Suzuna membelalakan matanya. Ia tidak percaya kalau ternyata Akaba begitu cepat menyerah. Dan ia tidak senang pada orang yang seperti itu.
"Haaah? Jangan! Kau tidak boleh lari dari masalah, Akaban! Tapi yaah itu terserah sih. aku hanya mau bilang, kalau Akaban mengilang tiba-tiba tanpa ada keterangan, pasti Maki-chan akan sangat merasa bersalah. Ia pikir kau menghilang gara-gara dia," kata Suzuna. Tak lama setelah itu, ia bedecak kesal dan pergi meninggalkan Akaba.
"Hey! Tunggu! Mau kemana kau?" tanya Akaba sambil menahan lengan Suzuna.
"Aku mau pulang.
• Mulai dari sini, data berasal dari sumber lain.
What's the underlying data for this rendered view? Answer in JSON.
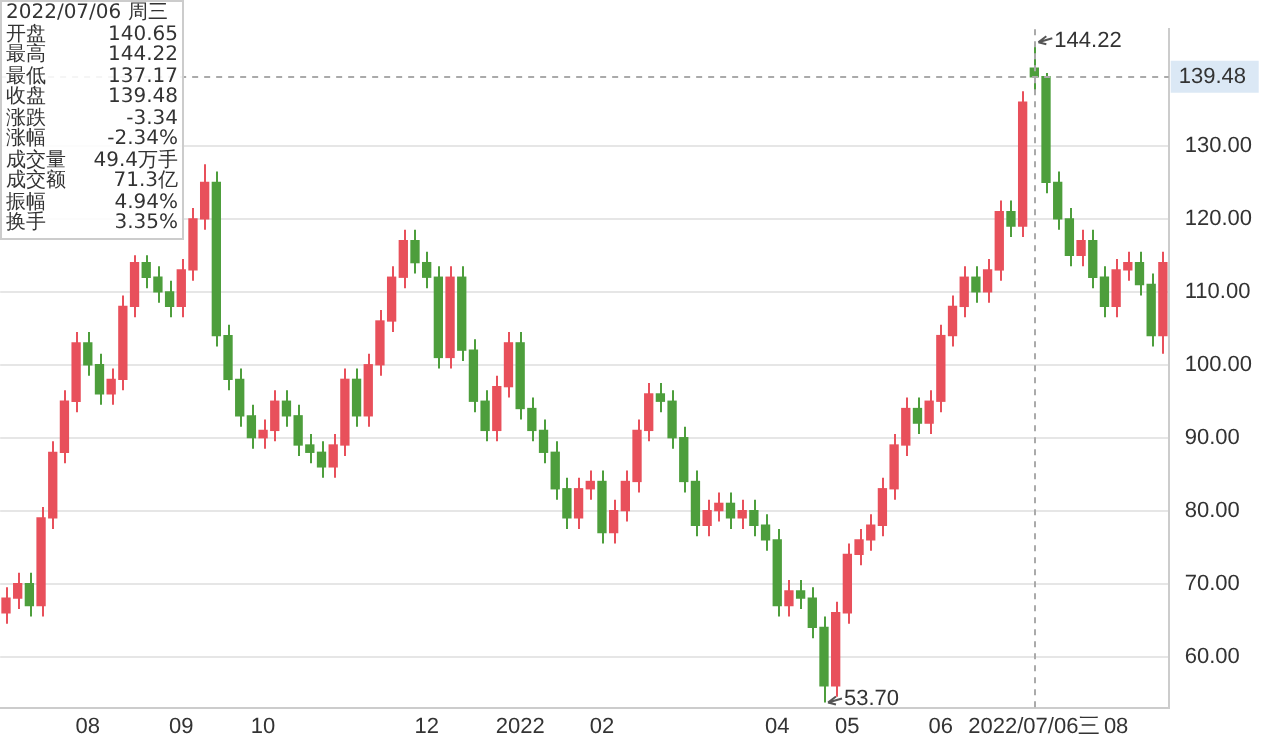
{
  "chart_data": {
    "type": "candlestick",
    "categories": [
      null,
      null,
      null,
      null,
      null,
      null,
      null,
      "08",
      null,
      null,
      null,
      null,
      null,
      null,
      null,
      "09",
      null,
      null,
      null,
      null,
      null,
      null,
      "10",
      null,
      null,
      null,
      null,
      null,
      null,
      null,
      null,
      null,
      null,
      null,
      null,
      null,
      "12",
      null,
      null,
      null,
      null,
      null,
      null,
      null,
      "2022",
      null,
      null,
      null,
      null,
      null,
      null,
      "02",
      null,
      null,
      null,
      null,
      null,
      null,
      null,
      null,
      null,
      null,
      null,
      null,
      null,
      null,
      "04",
      null,
      null,
      null,
      null,
      null,
      "05",
      null,
      null,
      null,
      null,
      null,
      null,
      null,
      "06",
      null,
      null,
      null,
      null,
      null,
      null,
      null,
      "2022/07/06三",
      null,
      null,
      null,
      null,
      null,
      null,
      "08",
      null,
      null,
      null,
      null
    ],
    "ohlc": [
      [
        66,
        69.5,
        64.5,
        68
      ],
      [
        68,
        71.5,
        66.5,
        70
      ],
      [
        70,
        71.5,
        65.5,
        67
      ],
      [
        67,
        80.5,
        65.5,
        79
      ],
      [
        79,
        89.5,
        77.5,
        88
      ],
      [
        88,
        96.5,
        86.5,
        95
      ],
      [
        95,
        104.5,
        93.5,
        103
      ],
      [
        103,
        104.5,
        98.5,
        100
      ],
      [
        100,
        101.5,
        94.5,
        96
      ],
      [
        96,
        99.5,
        94.5,
        98
      ],
      [
        98,
        109.5,
        96.5,
        108
      ],
      [
        108,
        115,
        106.5,
        114
      ],
      [
        114,
        115,
        110.5,
        112
      ],
      [
        112,
        113.5,
        108.5,
        110
      ],
      [
        110,
        111.5,
        106.5,
        108
      ],
      [
        108,
        114.5,
        106.5,
        113
      ],
      [
        113,
        121.5,
        111.5,
        120
      ],
      [
        120,
        127.5,
        118.5,
        125
      ],
      [
        125,
        126.5,
        102.5,
        104
      ],
      [
        104,
        105.5,
        96.5,
        98
      ],
      [
        98,
        99.5,
        91.5,
        93
      ],
      [
        93,
        94.5,
        88.5,
        90
      ],
      [
        90,
        92.5,
        88.5,
        91
      ],
      [
        91,
        96.5,
        89.5,
        95
      ],
      [
        95,
        96.5,
        91.5,
        93
      ],
      [
        93,
        94.5,
        87.5,
        89
      ],
      [
        89,
        90.5,
        86.5,
        88
      ],
      [
        88,
        89.5,
        84.5,
        86
      ],
      [
        86,
        90.5,
        84.5,
        89
      ],
      [
        89,
        99.5,
        87.5,
        98
      ],
      [
        98,
        99.5,
        91.5,
        93
      ],
      [
        93,
        101.5,
        91.5,
        100
      ],
      [
        100,
        107.5,
        98.5,
        106
      ],
      [
        106,
        113.5,
        104.5,
        112
      ],
      [
        112,
        118.5,
        110.5,
        117
      ],
      [
        117,
        118.5,
        112.5,
        114
      ],
      [
        114,
        115.5,
        110.5,
        112
      ],
      [
        112,
        113.5,
        99.5,
        101
      ],
      [
        101,
        113.5,
        99.5,
        112
      ],
      [
        112,
        113.5,
        100.5,
        102
      ],
      [
        102,
        103.5,
        93.5,
        95
      ],
      [
        95,
        96.5,
        89.5,
        91
      ],
      [
        91,
        98.5,
        89.5,
        97
      ],
      [
        97,
        104.5,
        95.5,
        103
      ],
      [
        103,
        104.5,
        92.5,
        94
      ],
      [
        94,
        95.5,
        89.5,
        91
      ],
      [
        91,
        92.5,
        86.5,
        88
      ],
      [
        88,
        89.5,
        81.5,
        83
      ],
      [
        83,
        84.5,
        77.5,
        79
      ],
      [
        79,
        84.5,
        77.5,
        83
      ],
      [
        83,
        85.5,
        81.5,
        84
      ],
      [
        84,
        85.5,
        75.5,
        77
      ],
      [
        77,
        81.5,
        75.5,
        80
      ],
      [
        80,
        85.5,
        78.5,
        84
      ],
      [
        84,
        92.5,
        82.5,
        91
      ],
      [
        91,
        97.5,
        89.5,
        96
      ],
      [
        96,
        97.5,
        93.5,
        95
      ],
      [
        95,
        96.5,
        88.5,
        90
      ],
      [
        90,
        91.5,
        82.5,
        84
      ],
      [
        84,
        85.5,
        76.5,
        78
      ],
      [
        78,
        81.5,
        76.5,
        80
      ],
      [
        80,
        82.5,
        78.5,
        81
      ],
      [
        81,
        82.5,
        77.5,
        79
      ],
      [
        79,
        81.5,
        77.5,
        80
      ],
      [
        80,
        81.5,
        76.5,
        78
      ],
      [
        78,
        79.5,
        74.5,
        76
      ],
      [
        76,
        77.5,
        65.5,
        67
      ],
      [
        67,
        70.5,
        65.5,
        69
      ],
      [
        69,
        70.5,
        66.5,
        68
      ],
      [
        68,
        69.5,
        62.5,
        64
      ],
      [
        64,
        65.5,
        53.7,
        56
      ],
      [
        56,
        67.5,
        54.5,
        66
      ],
      [
        66,
        75.5,
        64.5,
        74
      ],
      [
        74,
        77.5,
        72.5,
        76
      ],
      [
        76,
        79.5,
        74.5,
        78
      ],
      [
        78,
        84.5,
        76.5,
        83
      ],
      [
        83,
        90.5,
        81.5,
        89
      ],
      [
        89,
        95.5,
        87.5,
        94
      ],
      [
        94,
        95.5,
        90.5,
        92
      ],
      [
        92,
        96.5,
        90.5,
        95
      ],
      [
        95,
        105.5,
        93.5,
        104
      ],
      [
        104,
        109.5,
        102.5,
        108
      ],
      [
        108,
        113.5,
        106.5,
        112
      ],
      [
        112,
        113.5,
        108.5,
        110
      ],
      [
        110,
        114.5,
        108.5,
        113
      ],
      [
        113,
        122.5,
        111.5,
        121
      ],
      [
        121,
        122.5,
        117.5,
        119
      ],
      [
        119,
        137.5,
        117.5,
        136
      ],
      [
        140.65,
        144.22,
        137.17,
        139.48
      ],
      [
        139.48,
        140,
        123.5,
        125
      ],
      [
        125,
        126.5,
        118.5,
        120
      ],
      [
        120,
        121.5,
        113.5,
        115
      ],
      [
        115,
        118.5,
        113.5,
        117
      ],
      [
        117,
        118.5,
        110.5,
        112
      ],
      [
        112,
        113.5,
        106.5,
        108
      ],
      [
        108,
        114.5,
        106.5,
        113
      ],
      [
        113,
        115.5,
        111.5,
        114
      ],
      [
        114,
        115.5,
        109.5,
        111
      ],
      [
        111,
        112.5,
        102.5,
        104
      ],
      [
        104,
        115.5,
        101.5,
        114
      ]
    ],
    "colors": [
      "#e8505b",
      "#e8505b",
      "#4d9e3c",
      "#e8505b",
      "#e8505b",
      "#e8505b",
      "#e8505b",
      "#4d9e3c",
      "#4d9e3c",
      "#e8505b",
      "#e8505b",
      "#e8505b",
      "#4d9e3c",
      "#4d9e3c",
      "#4d9e3c",
      "#e8505b",
      "#e8505b",
      "#e8505b",
      "#4d9e3c",
      "#4d9e3c",
      "#4d9e3c",
      "#4d9e3c",
      "#e8505b",
      "#e8505b",
      "#4d9e3c",
      "#4d9e3c",
      "#4d9e3c",
      "#4d9e3c",
      "#e8505b",
      "#e8505b",
      "#4d9e3c",
      "#e8505b",
      "#e8505b",
      "#e8505b",
      "#e8505b",
      "#4d9e3c",
      "#4d9e3c",
      "#4d9e3c",
      "#e8505b",
      "#4d9e3c",
      "#4d9e3c",
      "#4d9e3c",
      "#e8505b",
      "#e8505b",
      "#4d9e3c",
      "#4d9e3c",
      "#4d9e3c",
      "#4d9e3c",
      "#4d9e3c",
      "#e8505b",
      "#e8505b",
      "#4d9e3c",
      "#e8505b",
      "#e8505b",
      "#e8505b",
      "#e8505b",
      "#4d9e3c",
      "#4d9e3c",
      "#4d9e3c",
      "#4d9e3c",
      "#e8505b",
      "#e8505b",
      "#4d9e3c",
      "#e8505b",
      "#4d9e3c",
      "#4d9e3c",
      "#4d9e3c",
      "#e8505b",
      "#4d9e3c",
      "#4d9e3c",
      "#4d9e3c",
      "#e8505b",
      "#e8505b",
      "#e8505b",
      "#e8505b",
      "#e8505b",
      "#e8505b",
      "#e8505b",
      "#4d9e3c",
      "#e8505b",
      "#e8505b",
      "#e8505b",
      "#e8505b",
      "#4d9e3c",
      "#e8505b",
      "#e8505b",
      "#4d9e3c",
      "#e8505b",
      "#4d9e3c",
      "#4d9e3c",
      "#4d9e3c",
      "#4d9e3c",
      "#e8505b",
      "#4d9e3c",
      "#4d9e3c",
      "#e8505b",
      "#e8505b",
      "#4d9e3c",
      "#4d9e3c",
      "#e8505b"
    ],
    "ylim": [
      53,
      146
    ],
    "yticks": [
      {
        "value": 60,
        "label": "60.00"
      },
      {
        "value": 70,
        "label": "70.00"
      },
      {
        "value": 80,
        "label": "80.00"
      },
      {
        "value": 90,
        "label": "90.00"
      },
      {
        "value": 100,
        "label": "100.00"
      },
      {
        "value": 110,
        "label": "110.00"
      },
      {
        "value": 120,
        "label": "120.00"
      },
      {
        "value": 130,
        "label": "130.00"
      }
    ],
    "grid": "y",
    "ref_lines": [
      {
        "axis": "x",
        "value": "2022/07/06三",
        "line_style": "dashed",
        "color": "#aaaaaa"
      },
      {
        "axis": "y",
        "value": 139.48,
        "label": "139.48",
        "line_style": "dashed",
        "color": "#aaaaaa"
      }
    ],
    "annotations": [
      "2022/07/06 周三",
      "开盘",
      "140.65",
      "最高",
      "144.22",
      "最低",
      "137.17",
      "收盘",
      "139.48",
      "涨跌",
      "-3.34",
      "涨幅",
      "-2.34%",
      "成交量",
      "49.4万手",
      "成交额",
      "71.3亿",
      "振幅",
      "4.94%",
      "换手",
      "3.35%",
      {
        "text": "144.22",
        "x": "2022/07/06三",
        "y": 144.22
      },
      "53.70"
    ]
  }
}
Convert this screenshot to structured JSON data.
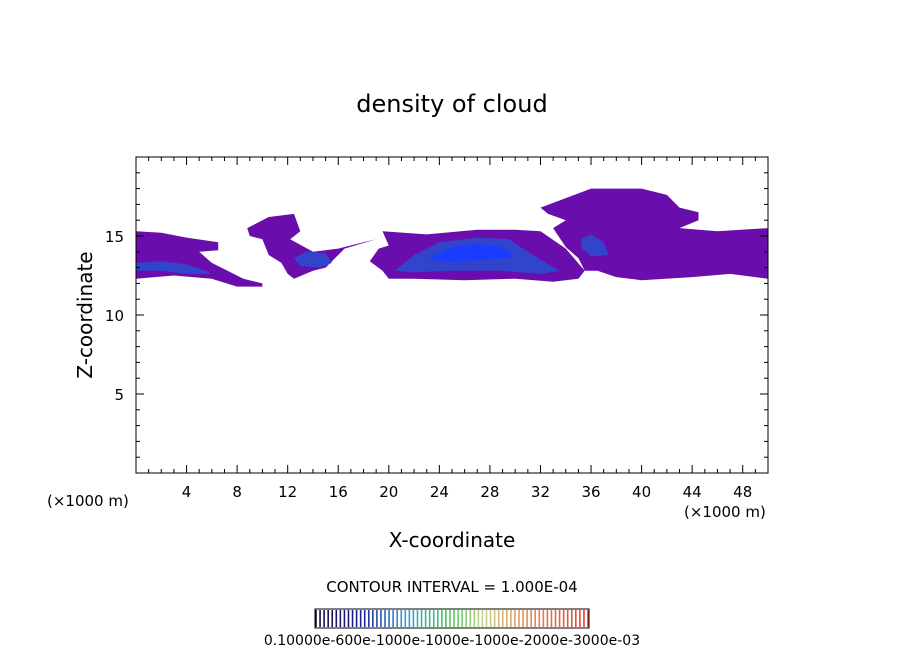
{
  "chart_data": {
    "type": "heatmap",
    "title": "density of cloud",
    "xlabel": "X-coordinate",
    "ylabel": "Z-coordinate",
    "x_unit": "(×1000 m)",
    "y_unit": "(×1000 m)",
    "xlim": [
      0,
      50
    ],
    "ylim": [
      0,
      20
    ],
    "x_ticks": [
      4,
      8,
      12,
      16,
      20,
      24,
      28,
      32,
      36,
      40,
      44,
      48
    ],
    "y_ticks": [
      5,
      10,
      15
    ],
    "contour_interval_label": "CONTOUR INTERVAL = 1.000E-04",
    "colorbar_label": "0.10000e-600e-1000e-1000e-1000e-2000e-3000e-03",
    "colors": {
      "low": "#6a0dad",
      "mid": "#3344cc",
      "high": "#1a3cff"
    },
    "regions": [
      {
        "level": "low",
        "poly": [
          [
            0,
            15.3
          ],
          [
            2,
            15.2
          ],
          [
            4,
            14.9
          ],
          [
            6.5,
            14.6
          ],
          [
            6.5,
            14.1
          ],
          [
            5,
            14
          ],
          [
            6,
            13.3
          ],
          [
            8.5,
            12.3
          ],
          [
            10,
            12
          ],
          [
            10,
            11.8
          ],
          [
            8,
            11.8
          ],
          [
            6,
            12.3
          ],
          [
            3,
            12.5
          ],
          [
            0,
            12.3
          ]
        ]
      },
      {
        "level": "mid",
        "poly": [
          [
            0,
            13.3
          ],
          [
            2,
            13.4
          ],
          [
            4,
            13.2
          ],
          [
            5.5,
            12.8
          ],
          [
            6,
            12.6
          ],
          [
            4,
            12.6
          ],
          [
            2,
            12.8
          ],
          [
            0,
            12.8
          ]
        ]
      },
      {
        "level": "low",
        "poly": [
          [
            8.8,
            15.5
          ],
          [
            10.5,
            16.2
          ],
          [
            12.5,
            16.4
          ],
          [
            13,
            15.3
          ],
          [
            12.2,
            14.8
          ],
          [
            14,
            14
          ],
          [
            16,
            14.2
          ],
          [
            18,
            14.6
          ],
          [
            19,
            14.8
          ],
          [
            16.5,
            14.2
          ],
          [
            16,
            13.8
          ],
          [
            15,
            13
          ],
          [
            14,
            12.8
          ],
          [
            12.5,
            12.3
          ],
          [
            12,
            12.6
          ],
          [
            11.5,
            13.3
          ],
          [
            10.5,
            13.8
          ],
          [
            10,
            14.8
          ],
          [
            9,
            15
          ]
        ]
      },
      {
        "level": "mid",
        "poly": [
          [
            12.5,
            13.6
          ],
          [
            13.5,
            14
          ],
          [
            15,
            13.9
          ],
          [
            15.5,
            13.3
          ],
          [
            14.5,
            13
          ],
          [
            13,
            13.1
          ]
        ]
      },
      {
        "level": "low",
        "poly": [
          [
            19.5,
            15.3
          ],
          [
            23,
            15.1
          ],
          [
            27,
            15.4
          ],
          [
            30,
            15.4
          ],
          [
            32,
            15.3
          ],
          [
            34,
            14.2
          ],
          [
            35.5,
            12.8
          ],
          [
            35,
            12.3
          ],
          [
            33,
            12.1
          ],
          [
            30,
            12.3
          ],
          [
            26,
            12.2
          ],
          [
            22,
            12.3
          ],
          [
            20,
            12.3
          ],
          [
            19.5,
            12.8
          ],
          [
            18.5,
            13.4
          ],
          [
            19.2,
            14.2
          ],
          [
            20,
            14.4
          ]
        ]
      },
      {
        "level": "mid",
        "poly": [
          [
            20.5,
            12.8
          ],
          [
            22,
            13.8
          ],
          [
            24,
            14.6
          ],
          [
            27,
            14.9
          ],
          [
            29.5,
            14.8
          ],
          [
            31,
            14
          ],
          [
            32,
            13.5
          ],
          [
            33.5,
            12.8
          ],
          [
            32,
            12.6
          ],
          [
            29,
            12.8
          ],
          [
            25,
            12.8
          ],
          [
            22,
            12.7
          ]
        ]
      },
      {
        "level": "high",
        "poly": [
          [
            23,
            13.5
          ],
          [
            25,
            14.3
          ],
          [
            27,
            14.5
          ],
          [
            29,
            14.3
          ],
          [
            30,
            13.7
          ],
          [
            28,
            13.5
          ],
          [
            25,
            13.4
          ]
        ]
      },
      {
        "level": "low",
        "poly": [
          [
            32,
            16.8
          ],
          [
            34,
            17.4
          ],
          [
            36,
            18
          ],
          [
            40,
            18
          ],
          [
            42,
            17.6
          ],
          [
            43,
            16.8
          ],
          [
            44.5,
            16.5
          ],
          [
            44.5,
            16
          ],
          [
            43,
            15.5
          ],
          [
            46,
            15.3
          ],
          [
            50,
            15.5
          ],
          [
            50,
            12.3
          ],
          [
            47,
            12.6
          ],
          [
            44,
            12.4
          ],
          [
            40,
            12.2
          ],
          [
            38,
            12.4
          ],
          [
            36.5,
            12.8
          ],
          [
            35.5,
            12.8
          ],
          [
            35,
            13.6
          ],
          [
            34,
            14.3
          ],
          [
            33,
            15.5
          ],
          [
            34,
            16
          ],
          [
            32.6,
            16.4
          ]
        ]
      },
      {
        "level": "mid",
        "poly": [
          [
            35.2,
            14.8
          ],
          [
            36,
            15.1
          ],
          [
            37,
            14.6
          ],
          [
            37.4,
            13.8
          ],
          [
            36,
            13.7
          ],
          [
            35.3,
            14.2
          ]
        ]
      }
    ]
  }
}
Untuk apa aku berbicara dengan orang yang putus asa sepertimu, heh?" tanya Suzuna.
Akaba memandang kearah lain. "Aku bukannya mau lari, aku… aku hanya tak tahan melihat mereka. Fuuh, menyedihkan."
"Yang namanya hidup pasti ada cobaannya. Setelah cobaannya selesai, pasti kebahagiaan akan datang! jadi jangan cepat putus asa. Jalani saja semuanya dengan sabar."
Akaba tersenyum. Rasanya ia mulai merasa lebih baik. "Hm, begitu, ya. Baiklah kalau itu maumu," katanya sambil tersenyum. "Terima kasih, Suzuna. Ritemu yang semangat membuatku segar kembali."
"Itu sih bukan mauku. Itu adalah hal yang HARUS Akaban lakukan." Sahut Suzuna. "Ohya, sama-sama aku senang bisa mmembantu!" ucanya ceria.
"Iya, iya! Benar kata Hiruma kau sedikit bawel," kata Akaba sambil tertawa kecil. "Fuu, sudah malam. Kau tidak pulang?"
"Ini baru mau pulang. Akaban sendiri?" tanya Suzuna.
Akaba berdiri dari duduknya, dan berjalan melewati Suzuna. "Ah, aku juga mau pulang. Pasti ayahku sudah menunggu. Lagi pula, besok ada kuliah," katanya dengan nada yang lebih semangat.
"Ya~ begitu doong! Semangat. Aku pulang dulu, ya! Jaa~," seru Suzuna sambil berlari dan melambaikan tangannya.
Akaba hanya tersenyum menanggapi gadis ceria tersebut. Dan kemudian, ia pun berjalan pulang dengan hati yang tenang.